Oleh : *Ahmad Khozinudin*

Sastrawan Politik

Berulangkali rezim ini mengeluh APBN terbebani subsidi BBM, pemerintah merasa berat, sehingga meminta rakyat berempati, mau mengerti dan ridlo BBM dinaikan. Tapi rezim ini tidak pernah mau mengerti, memahami apalagi berempati pada beban rakyat yang sudah begitu berat. Bahkan, saat pandemi ada rakyat yang sampai bunuh diri karena khawatir dengan hidupnya.

Rezim ini minta rakyat mau dinaikan BBM, rakyat menolak. Kini, rezim memutar otak, memaksa rakyat konsumsi pertamax dengan modus aplikasi dan bar code. Mereka tega menpersulit rakyat, demi merogoh kocek rakyat lebih besar akibat terpaksa belanja pertamax yang sudah lebih dulu dinaikan, dengan modus mempersulit belanja pertalite.

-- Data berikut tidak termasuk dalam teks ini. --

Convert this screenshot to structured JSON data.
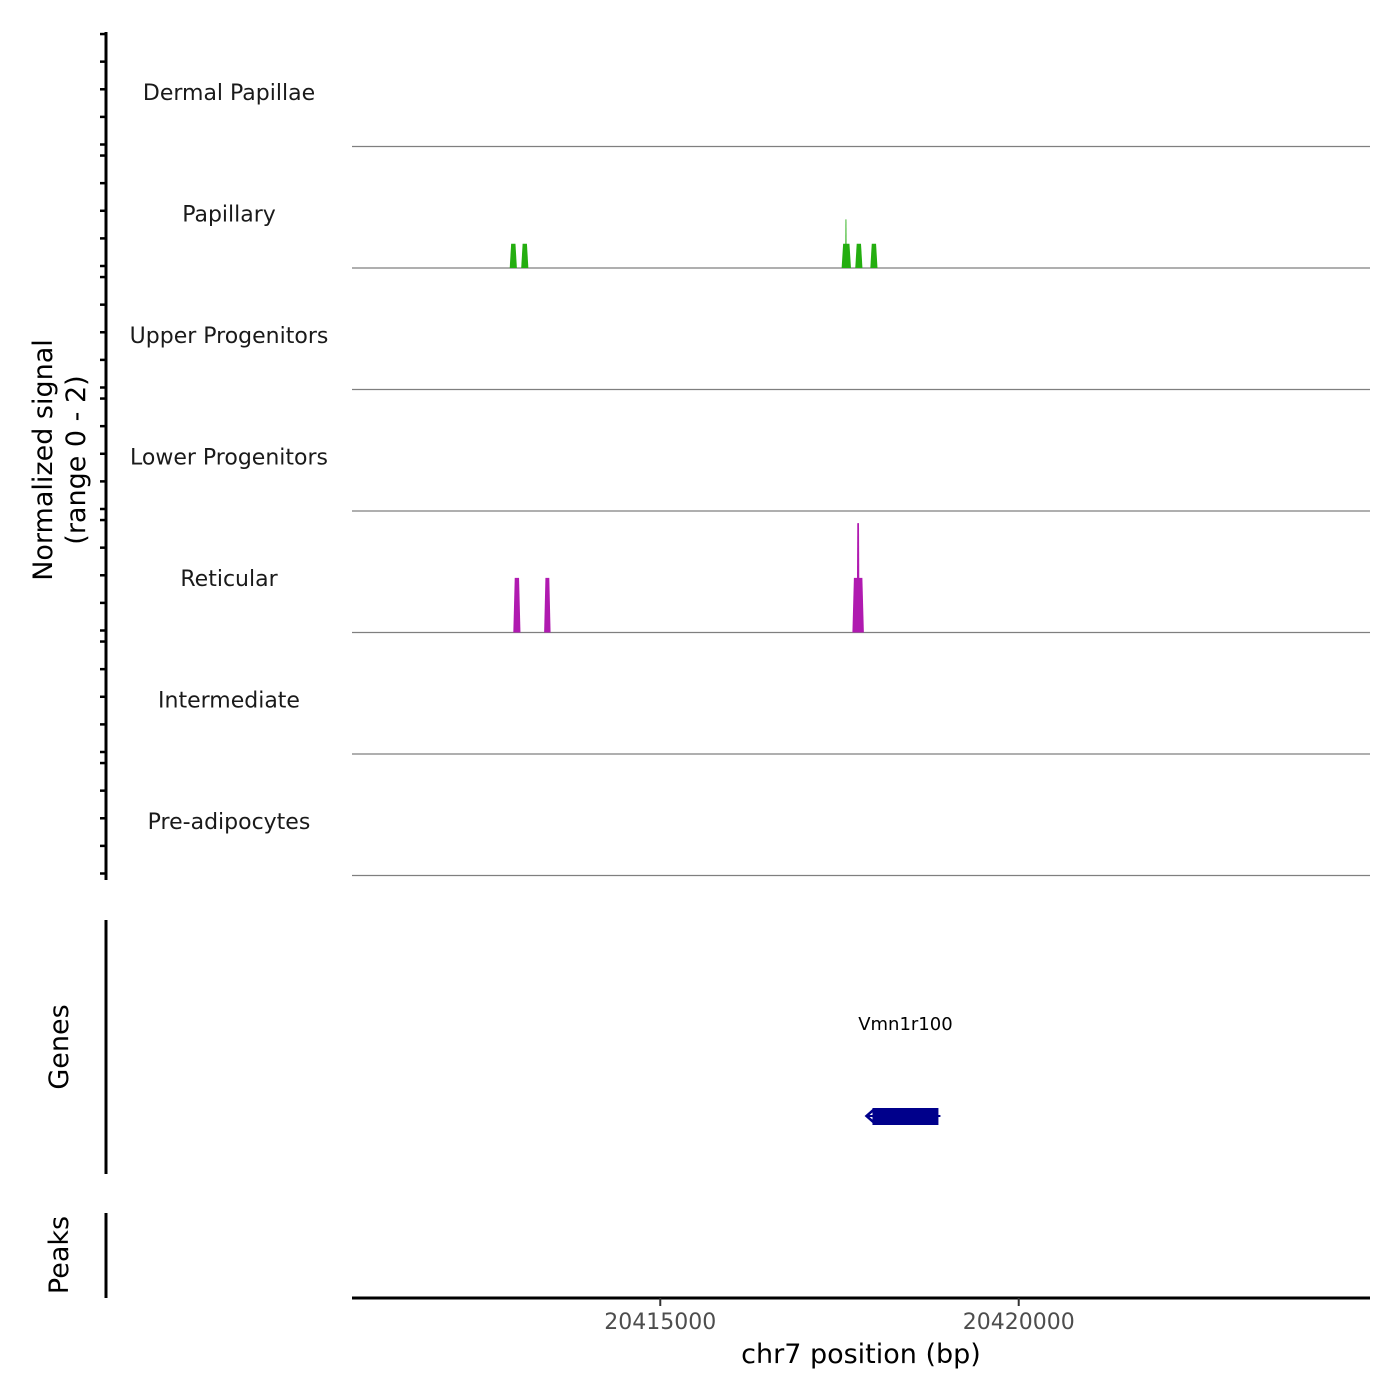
{
  "chart_data": {
    "type": "area",
    "title": "",
    "xlabel": "chr7 position (bp)",
    "ylabel_lines": [
      "Normalized signal",
      "(range 0 - 2)"
    ],
    "xlim": [
      20410700,
      20424900
    ],
    "x_ticks": [
      20415000,
      20420000
    ],
    "x_tick_labels": [
      "20415000",
      "20420000"
    ],
    "ylim": [
      0,
      2
    ],
    "tracks": [
      {
        "name": "Dermal Papillae",
        "color": "#2ab00a",
        "peaks": []
      },
      {
        "name": "Papillary",
        "color": "#24ae10",
        "peaks": [
          {
            "start": 20412900,
            "end": 20413000,
            "value": 0.4
          },
          {
            "start": 20413060,
            "end": 20413160,
            "value": 0.4
          },
          {
            "start": 20417530,
            "end": 20417660,
            "value": 0.4
          },
          {
            "start": 20417580,
            "end": 20417600,
            "value": 0.8
          },
          {
            "start": 20417720,
            "end": 20417820,
            "value": 0.4
          },
          {
            "start": 20417930,
            "end": 20418030,
            "value": 0.4
          }
        ]
      },
      {
        "name": "Upper Progenitors",
        "color": "#2ab00a",
        "peaks": []
      },
      {
        "name": "Lower Progenitors",
        "color": "#2ab00a",
        "peaks": []
      },
      {
        "name": "Reticular",
        "color": "#b01ab0",
        "peaks": [
          {
            "start": 20412950,
            "end": 20413050,
            "value": 0.9
          },
          {
            "start": 20413380,
            "end": 20413470,
            "value": 0.9
          },
          {
            "start": 20417680,
            "end": 20417840,
            "value": 0.9
          },
          {
            "start": 20417740,
            "end": 20417780,
            "value": 1.8
          }
        ]
      },
      {
        "name": "Intermediate",
        "color": "#2ab00a",
        "peaks": []
      },
      {
        "name": "Pre-adipocytes",
        "color": "#2ab00a",
        "peaks": []
      }
    ],
    "genes_label": "Genes",
    "genes": [
      {
        "name": "Vmn1r100",
        "start": 20417960,
        "end": 20418880,
        "strand": "-",
        "color": "#00008b"
      }
    ],
    "peaks_label": "Peaks",
    "peaks_regions": []
  }
}
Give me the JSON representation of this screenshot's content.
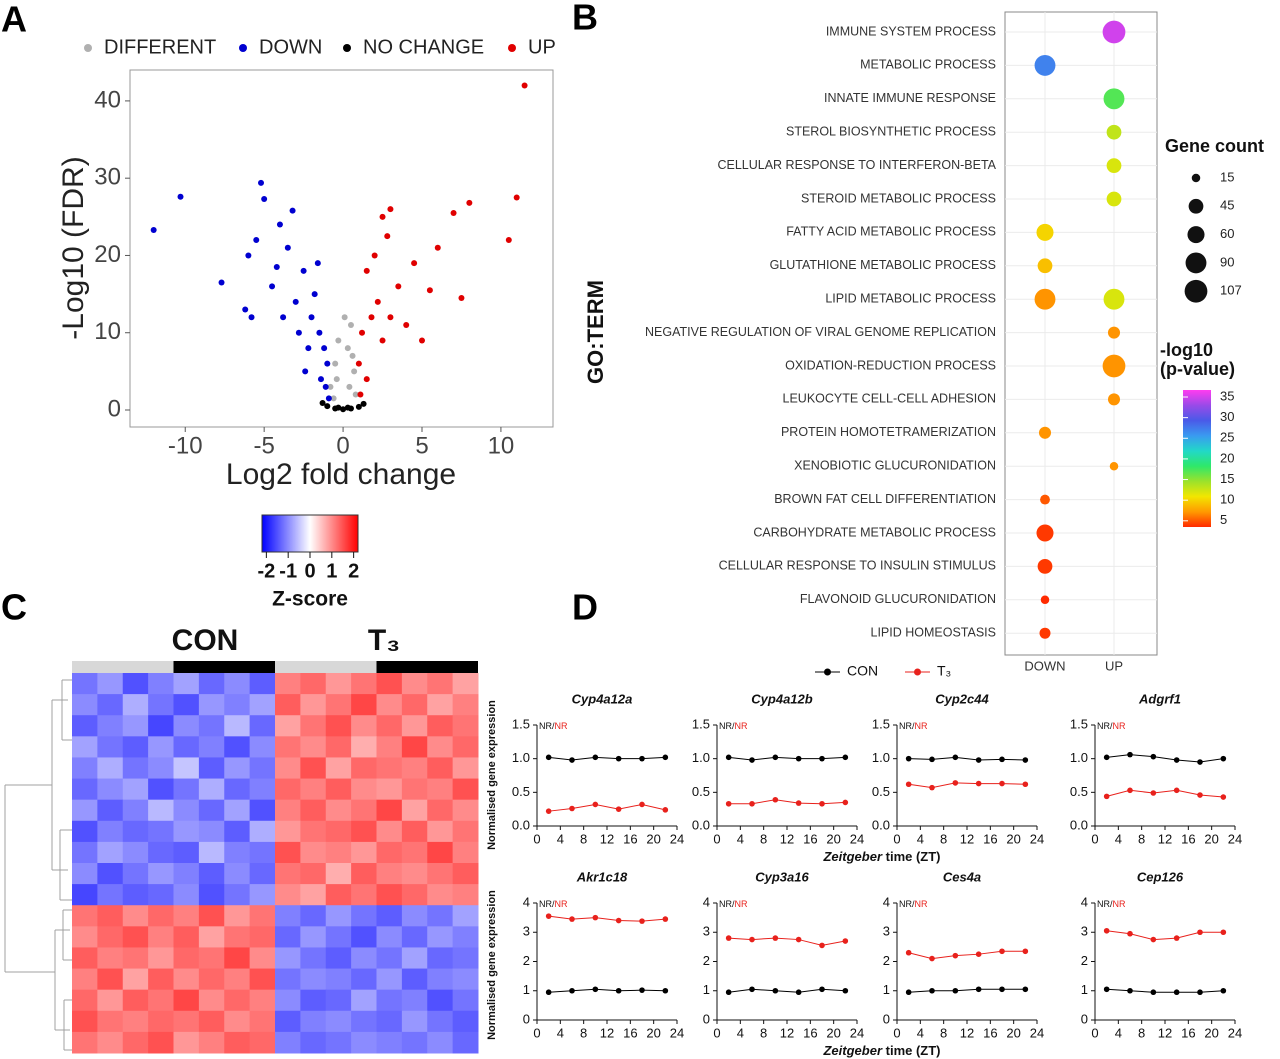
{
  "chart_data": [
    {
      "type": "scatter",
      "label": "A",
      "xlabel": "Log2 fold change",
      "ylabel": "-Log10 (FDR)",
      "xlim": [
        -13.5,
        13.3
      ],
      "ylim": [
        -2.2,
        44
      ],
      "xticks": [
        -10,
        -5,
        0,
        5,
        10
      ],
      "yticks": [
        0,
        10,
        20,
        30,
        40
      ],
      "series": [
        {
          "name": "DIFFERENT",
          "color": "#b0b0b0",
          "x": [
            -0.8,
            -0.5,
            -0.3,
            0.5,
            0.3,
            0.7,
            -0.6,
            0.8,
            0.1,
            -0.4,
            0.4,
            0.6
          ],
          "values": [
            3,
            6,
            9,
            11,
            8,
            5,
            1.5,
            2,
            12,
            4,
            3,
            7
          ]
        },
        {
          "name": "DOWN",
          "color": "#0000d0",
          "x": [
            -12,
            -10.3,
            -7.7,
            -5.2,
            -5,
            -5.5,
            -6,
            -3.2,
            -4,
            -3.5,
            -2.5,
            -4.5,
            -3,
            -2,
            -1.5,
            -1.2,
            -1,
            -2.2,
            -1.8,
            -2.8,
            -6.2,
            -5.8,
            -1.1,
            -0.9,
            -1.4,
            -3.8,
            -2.4,
            -1.6,
            -4.2
          ],
          "values": [
            23.3,
            27.6,
            16.5,
            29.4,
            27.3,
            22,
            20,
            25.8,
            24,
            21,
            18,
            16,
            14,
            12,
            10,
            8,
            6,
            8,
            15,
            10,
            13,
            12,
            3,
            1.5,
            4,
            12,
            5,
            19,
            18.5
          ]
        },
        {
          "name": "NO CHANGE",
          "color": "#000000",
          "x": [
            -1,
            -0.5,
            0,
            0.5,
            1,
            -0.3,
            0.3,
            1.3,
            -1.3
          ],
          "values": [
            0.5,
            0.2,
            0.1,
            0.2,
            0.4,
            0.3,
            0.3,
            0.8,
            0.9
          ]
        },
        {
          "name": "UP",
          "color": "#e00000",
          "x": [
            11.5,
            11,
            10.5,
            8,
            7.5,
            7,
            6,
            5,
            4,
            3,
            2.5,
            2,
            1.5,
            3.5,
            2.2,
            1.2,
            1,
            1.5,
            2.5,
            4.5,
            3,
            1.8,
            1.1,
            5.5,
            2.8
          ],
          "values": [
            42,
            27.5,
            22,
            26.8,
            14.5,
            25.5,
            21,
            9,
            11,
            26,
            25,
            20,
            18,
            16,
            14,
            10,
            6,
            4,
            9,
            19,
            12,
            12,
            2,
            15.5,
            22.5
          ]
        }
      ]
    },
    {
      "type": "heatmap",
      "label": "C",
      "groups": [
        "CON",
        "T₃"
      ],
      "colorbar_title": "Z-score",
      "clim": [
        -2.2,
        2.2
      ],
      "cticks": [
        -2,
        -1,
        0,
        1,
        2
      ],
      "colors": [
        "#0000ff",
        "#ffffff",
        "#ff0000"
      ],
      "values": [
        [
          -1.2,
          -0.9,
          -1.5,
          -1.1,
          -0.8,
          -1.3,
          -1.0,
          -1.4,
          1.1,
          1.3,
          0.9,
          1.2,
          1.5,
          1.0,
          1.2,
          0.8
        ],
        [
          -1.0,
          -1.3,
          -0.7,
          -1.2,
          -1.5,
          -0.9,
          -1.1,
          -0.8,
          1.4,
          0.9,
          1.2,
          1.6,
          1.0,
          1.3,
          0.8,
          1.1
        ],
        [
          -1.4,
          -1.1,
          -0.9,
          -1.6,
          -1.0,
          -1.2,
          -0.6,
          -1.3,
          0.8,
          1.2,
          1.5,
          1.0,
          1.3,
          0.9,
          1.4,
          1.2
        ],
        [
          -0.8,
          -1.2,
          -1.4,
          -0.9,
          -1.3,
          -1.1,
          -1.5,
          -1.0,
          1.2,
          1.0,
          1.3,
          0.7,
          1.1,
          1.6,
          1.0,
          1.3
        ],
        [
          -1.1,
          -0.7,
          -1.2,
          -1.0,
          -0.5,
          -1.4,
          -0.9,
          -1.2,
          1.0,
          1.5,
          0.8,
          1.3,
          1.2,
          1.1,
          1.4,
          0.9
        ],
        [
          -1.3,
          -1.0,
          -0.8,
          -1.5,
          -1.2,
          -0.7,
          -1.3,
          -1.1,
          1.3,
          1.1,
          1.4,
          1.0,
          0.9,
          1.2,
          1.1,
          1.5
        ],
        [
          -0.9,
          -1.4,
          -1.1,
          -0.6,
          -1.0,
          -1.3,
          -0.8,
          -1.5,
          1.1,
          1.4,
          1.0,
          1.2,
          1.6,
          0.8,
          1.3,
          1.0
        ],
        [
          -1.5,
          -1.1,
          -1.3,
          -1.2,
          -0.9,
          -1.0,
          -1.4,
          -0.7,
          0.9,
          1.2,
          1.3,
          1.5,
          1.0,
          1.4,
          0.9,
          1.2
        ],
        [
          -1.2,
          -0.8,
          -1.0,
          -1.3,
          -1.4,
          -0.6,
          -1.1,
          -1.2,
          1.5,
          1.0,
          1.1,
          0.9,
          1.3,
          1.2,
          1.6,
          1.1
        ],
        [
          -1.0,
          -1.5,
          -1.2,
          -0.9,
          -1.1,
          -1.4,
          -1.0,
          -1.3,
          1.2,
          1.3,
          0.7,
          1.4,
          1.1,
          1.0,
          1.2,
          1.4
        ],
        [
          -1.6,
          -1.2,
          -1.4,
          -1.3,
          -1.0,
          -1.5,
          -1.2,
          -0.9,
          1.0,
          0.8,
          1.4,
          1.2,
          1.5,
          1.3,
          1.0,
          1.1
        ],
        [
          1.2,
          1.4,
          1.0,
          1.3,
          1.1,
          1.5,
          0.9,
          1.2,
          -1.1,
          -1.3,
          -0.9,
          -1.2,
          -1.4,
          -1.0,
          -1.2,
          -0.8
        ],
        [
          1.0,
          1.3,
          1.5,
          1.1,
          1.4,
          0.8,
          1.2,
          1.3,
          -1.3,
          -0.9,
          -1.2,
          -1.5,
          -1.0,
          -1.3,
          -0.9,
          -1.1
        ],
        [
          1.4,
          1.1,
          1.2,
          0.9,
          1.3,
          1.2,
          1.6,
          1.0,
          -0.9,
          -1.2,
          -1.4,
          -1.0,
          -1.2,
          -0.8,
          -1.3,
          -1.2
        ],
        [
          1.1,
          1.5,
          0.8,
          1.4,
          1.0,
          1.3,
          1.1,
          1.5,
          -1.2,
          -1.0,
          -1.1,
          -1.3,
          -0.9,
          -1.4,
          -1.1,
          -1.0
        ],
        [
          1.3,
          0.9,
          1.4,
          1.2,
          1.6,
          1.0,
          1.3,
          1.1,
          -1.0,
          -1.4,
          -1.3,
          -0.8,
          -1.2,
          -1.1,
          -1.5,
          -1.2
        ],
        [
          1.5,
          1.2,
          1.1,
          1.3,
          1.2,
          1.4,
          1.0,
          1.2,
          -1.4,
          -1.1,
          -1.0,
          -1.2,
          -1.3,
          -0.9,
          -1.2,
          -1.4
        ],
        [
          1.2,
          1.0,
          1.3,
          1.5,
          0.9,
          1.1,
          1.4,
          1.3,
          -1.1,
          -1.3,
          -1.2,
          -1.0,
          -1.1,
          -1.2,
          -1.0,
          -1.3
        ]
      ]
    },
    {
      "type": "bubble",
      "label": "B",
      "ylabel": "GO:TERM",
      "terms": [
        "IMMUNE SYSTEM PROCESS",
        "METABOLIC PROCESS",
        "INNATE IMMUNE RESPONSE",
        "STEROL BIOSYNTHETIC PROCESS",
        "CELLULAR RESPONSE TO INTERFERON-BETA",
        "STEROID METABOLIC PROCESS",
        "FATTY ACID METABOLIC PROCESS",
        "GLUTATHIONE METABOLIC PROCESS",
        "LIPID METABOLIC PROCESS",
        "NEGATIVE REGULATION OF VIRAL GENOME REPLICATION",
        "OXIDATION-REDUCTION PROCESS",
        "LEUKOCYTE CELL-CELL ADHESION",
        "PROTEIN HOMOTETRAMERIZATION",
        "XENOBIOTIC GLUCURONIDATION",
        "BROWN FAT CELL DIFFERENTIATION",
        "CARBOHYDRATE METABOLIC PROCESS",
        "CELLULAR RESPONSE TO INSULIN STIMULUS",
        "FLAVONOID GLUCURONIDATION",
        "LIPID HOMEOSTASIS"
      ],
      "columns": [
        {
          "name": "DOWN",
          "values": [
            null,
            27,
            null,
            null,
            null,
            null,
            10,
            9,
            7,
            null,
            null,
            null,
            7,
            null,
            5,
            4,
            4,
            3,
            4
          ],
          "sizes": [
            null,
            90,
            null,
            null,
            null,
            null,
            60,
            45,
            90,
            null,
            null,
            null,
            30,
            null,
            20,
            60,
            45,
            15,
            25
          ]
        },
        {
          "name": "UP",
          "values": [
            35,
            null,
            17,
            13,
            12,
            12,
            null,
            null,
            12,
            7,
            7,
            7,
            null,
            7,
            null,
            null,
            null,
            null,
            null
          ],
          "sizes": [
            107,
            null,
            90,
            45,
            45,
            45,
            null,
            null,
            90,
            30,
            107,
            30,
            null,
            15,
            null,
            null,
            null,
            null,
            null
          ]
        }
      ],
      "size_title": "Gene count",
      "size_legend": [
        15,
        45,
        60,
        90,
        107
      ],
      "color_title": [
        "-log10",
        "(p-value)"
      ],
      "clim": [
        3.5,
        36.7
      ],
      "cticks": [
        5,
        10,
        15,
        20,
        25,
        30,
        35
      ],
      "colors": [
        "#ff2a00",
        "#ff9a00",
        "#f2e600",
        "#9be22b",
        "#2ee86a",
        "#22d8c8",
        "#3a9af0",
        "#4a5ae8",
        "#9a4ae8",
        "#ff3cf0"
      ]
    },
    {
      "type": "line",
      "label": "D",
      "legend": [
        {
          "name": "CON",
          "color": "#000000"
        },
        {
          "name": "T₃",
          "color": "#e8211c"
        }
      ],
      "ylabel": "Normalised gene expression",
      "xlabel": [
        "Zeitgeber",
        "time (ZT)"
      ],
      "annotation": [
        "NR/",
        "NR"
      ],
      "x": [
        2,
        6,
        10,
        14,
        18,
        22
      ],
      "xlim": [
        0,
        24
      ],
      "xticks": [
        0,
        4,
        8,
        12,
        16,
        20,
        24
      ],
      "rows": [
        {
          "ylim": [
            0,
            1.5
          ],
          "yticks": [
            {
              "value": 0,
              "label": "0.0"
            },
            {
              "value": 0.5,
              "label": "0.5"
            },
            {
              "value": 1,
              "label": "1.0"
            },
            {
              "value": 1.5,
              "label": "1.5"
            }
          ],
          "panels": [
            {
              "title": "Cyp4a12a",
              "values": [
                [
                  1.02,
                  0.98,
                  1.02,
                  1.0,
                  1.0,
                  1.02
                ],
                [
                  0.22,
                  0.26,
                  0.32,
                  0.25,
                  0.32,
                  0.24
                ]
              ]
            },
            {
              "title": "Cyp4a12b",
              "values": [
                [
                  1.02,
                  0.98,
                  1.02,
                  1.0,
                  1.0,
                  1.02
                ],
                [
                  0.33,
                  0.33,
                  0.39,
                  0.34,
                  0.33,
                  0.35
                ]
              ]
            },
            {
              "title": "Cyp2c44",
              "values": [
                [
                  1.0,
                  0.99,
                  1.02,
                  0.98,
                  0.99,
                  0.98
                ],
                [
                  0.62,
                  0.57,
                  0.64,
                  0.63,
                  0.63,
                  0.62
                ]
              ]
            },
            {
              "title": "Adgrf1",
              "values": [
                [
                  1.02,
                  1.06,
                  1.03,
                  0.98,
                  0.95,
                  1.0
                ],
                [
                  0.44,
                  0.53,
                  0.49,
                  0.53,
                  0.46,
                  0.43
                ]
              ]
            }
          ]
        },
        {
          "ylim": [
            0,
            4
          ],
          "yticks": [
            0,
            1,
            2,
            3,
            4
          ],
          "panels": [
            {
              "title": "Akr1c18",
              "values": [
                [
                  0.95,
                  1.0,
                  1.05,
                  1.0,
                  1.02,
                  1.0
                ],
                [
                  3.55,
                  3.45,
                  3.5,
                  3.4,
                  3.38,
                  3.45
                ]
              ]
            },
            {
              "title": "Cyp3a16",
              "values": [
                [
                  0.95,
                  1.05,
                  1.0,
                  0.95,
                  1.05,
                  1.0
                ],
                [
                  2.8,
                  2.75,
                  2.8,
                  2.75,
                  2.55,
                  2.7
                ]
              ]
            },
            {
              "title": "Ces4a",
              "values": [
                [
                  0.95,
                  1.0,
                  1.0,
                  1.05,
                  1.05,
                  1.05
                ],
                [
                  2.3,
                  2.1,
                  2.2,
                  2.25,
                  2.35,
                  2.35
                ]
              ]
            },
            {
              "title": "Cep126",
              "values": [
                [
                  1.05,
                  1.0,
                  0.95,
                  0.95,
                  0.95,
                  1.0
                ],
                [
                  3.05,
                  2.95,
                  2.75,
                  2.8,
                  3.0,
                  3.0
                ]
              ]
            }
          ]
        }
      ]
    }
  ]
}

Ini bukan hanya soal dipaksa belanja pertamax. Tapi ini soal rakyat dipaksa memanggul beban lebih berat, bukan hanya karena harus konsumsi pertamax tetapi juga harus menanggung beban kenaikan harga harga kebutuhan pokok akibat naiknya biaya transportasi.

Sementara rakyat diperas, rezim tidak mau batalkan proyek IKN yang tak penting. Gaji pejabat juga tidak mau dikurangi, mereka hanya fokus mencari cara untuk merogoh kocek dari kantung rakyat.

PPN sudah dinaikan menjadi 11 %. Kini BBM dipaksa ke pertamax yang sudah naik hingga Rp 13.000 per liter. Harga minyak goreng masih mahal, sembako pada naik harganya. Apakah rakyat mau terus diam dalam keadaan tertindas ?

BBM itu barang primer, hak rakyat. Dulu saat minyak mentah dunia turun sampai US$ 20 Per barel, rakyat tidak pernah dapat harga BBM murah. Tapi kini, dalih harga minyak dunia BBM mau dinaikan.

Sebenarnya mereka ini pemimpin atau penjahah ? mau melayani rakyat atau mau jadi kompeni ? tidak cukup puas melihat derita rakyat selama ini ?

Dan luar biasa, untuk memecah persatuan rakyat program aplikasi dan bar code di distribusikan secara berkala di sejumlah daerah. Awalnya program ini akan diterapkan di Kota Bukit Tinggi, Kab. Agam, Kab. Padang Panjang, Kab. Tanah Datar, Kota Banjarmasin, Kota Bandung, Kota Tasikmalaya, Kab. Ciamis, Kota Manado, Kota Yogyakarta, dan Kota Sukabumi.

Namun jika rakyat tidak melawan, program modus ini akan merembet diterapkan di daerah lainnya, dengan strategi ‘makan bubur’ dan akhirnya meliputi seluruh wilayah Indonesia. Akhirnya, rakyat tidak mampu melakukan perlawanan, karena kekuatannya dipecah-pecah.